In our examination of the documents referred to above, we have assumed, without independent investigation, the genuineness of all signatures, the legal capacity of all individuals who have executed any of the documents reviewed by us, the authenticity of all documents submitted to us as originals, the conformity to the originals of all documents submitted to us as certified, photostatic, reproduced or conformed copies of valid existing agreements or other documents, the authenticity of all the latter documents and that the statements regarding matters of fact in the certificates, records, agreements, instruments and documents that we have examined are accurate and complete.
Based upon the foregoing, and subject to the qualifications, limitations and exceptions set forth herein, we are of the opinion that:


Glowpoint, Inc.
January 25, 2018
Page 2



(a)
The Shares, when issued, sold and delivered against payment of the purchase price therefor in accordance with the terms of the Purchase Agreement, will be validly issued, fully paid and nonassessable.

(b)
The Conversion Shares have been duly authorized and reserved for issuance upon conversion of the Shares and, when issued and delivered upon conversion of the Shares in accordance with the terms of the Shares, will be validly issued, fully paid and non-assessable, assuming that the Shares had been issued, sold and delivered against payment of the purchase price therefor in accordance with the terms of the Purchase Agreement.
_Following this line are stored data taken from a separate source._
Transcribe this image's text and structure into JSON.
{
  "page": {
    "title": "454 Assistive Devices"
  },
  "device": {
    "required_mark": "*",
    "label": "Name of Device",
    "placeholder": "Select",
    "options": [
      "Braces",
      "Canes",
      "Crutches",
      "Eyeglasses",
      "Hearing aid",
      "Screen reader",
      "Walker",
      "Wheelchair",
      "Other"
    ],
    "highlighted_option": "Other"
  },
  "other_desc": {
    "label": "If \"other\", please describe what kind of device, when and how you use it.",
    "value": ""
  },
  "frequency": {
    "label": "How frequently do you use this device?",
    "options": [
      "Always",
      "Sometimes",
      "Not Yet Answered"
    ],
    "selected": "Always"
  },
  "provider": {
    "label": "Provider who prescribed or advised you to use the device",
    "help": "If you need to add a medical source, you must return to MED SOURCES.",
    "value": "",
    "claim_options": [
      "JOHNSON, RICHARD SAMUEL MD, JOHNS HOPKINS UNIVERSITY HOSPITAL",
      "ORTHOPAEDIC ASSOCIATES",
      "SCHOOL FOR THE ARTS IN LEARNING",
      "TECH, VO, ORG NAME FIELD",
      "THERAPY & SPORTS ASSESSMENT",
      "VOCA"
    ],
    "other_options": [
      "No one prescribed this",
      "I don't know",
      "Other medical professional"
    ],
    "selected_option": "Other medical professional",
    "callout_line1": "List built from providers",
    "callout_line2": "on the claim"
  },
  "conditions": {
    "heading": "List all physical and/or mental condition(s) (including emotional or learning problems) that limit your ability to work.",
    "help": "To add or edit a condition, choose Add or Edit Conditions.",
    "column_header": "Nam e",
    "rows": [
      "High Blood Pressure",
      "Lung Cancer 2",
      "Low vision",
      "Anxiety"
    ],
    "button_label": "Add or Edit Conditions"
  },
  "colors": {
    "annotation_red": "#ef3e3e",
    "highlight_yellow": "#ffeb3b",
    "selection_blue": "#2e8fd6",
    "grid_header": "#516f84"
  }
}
This opinion letter is based as to matters of law solely on the applicable provisions of the General Corporation Law of the State of Delaware, as amended. We express no opinion herein as to any other laws, statutes, ordinances, rules, or regulations. As used herein, the term “General Corporation Law of the State of Delaware, as amended” includes the statutory provisions contained therein, all applicable provisions of the rules and regulations underlying these provisions and reported judicial decisions interpreting these laws.
The foregoing opinions are rendered as of the date hereof, and we assume no obligation to update such opinions to reflect any acts, events, facts or circumstances occurring after the date hereof or which may hereafter come to our attention, or any change in the law which may hereafter occur.
We consent to the filing of this opinion as an exhibit to a Current Report on Form 8-K for incorporation by reference into the Registration Statement, to the use of our name in the Registration Statement (including the Prospectus) under the caption “Legal Matters,” and to the discussion of this opinion under such caption. By giving such consent, we do not hereby admit that we are within the category of persons whose consent is required under Section 7 of the Securities Act of 1933, as amended, or the rules and regulations of the Commission.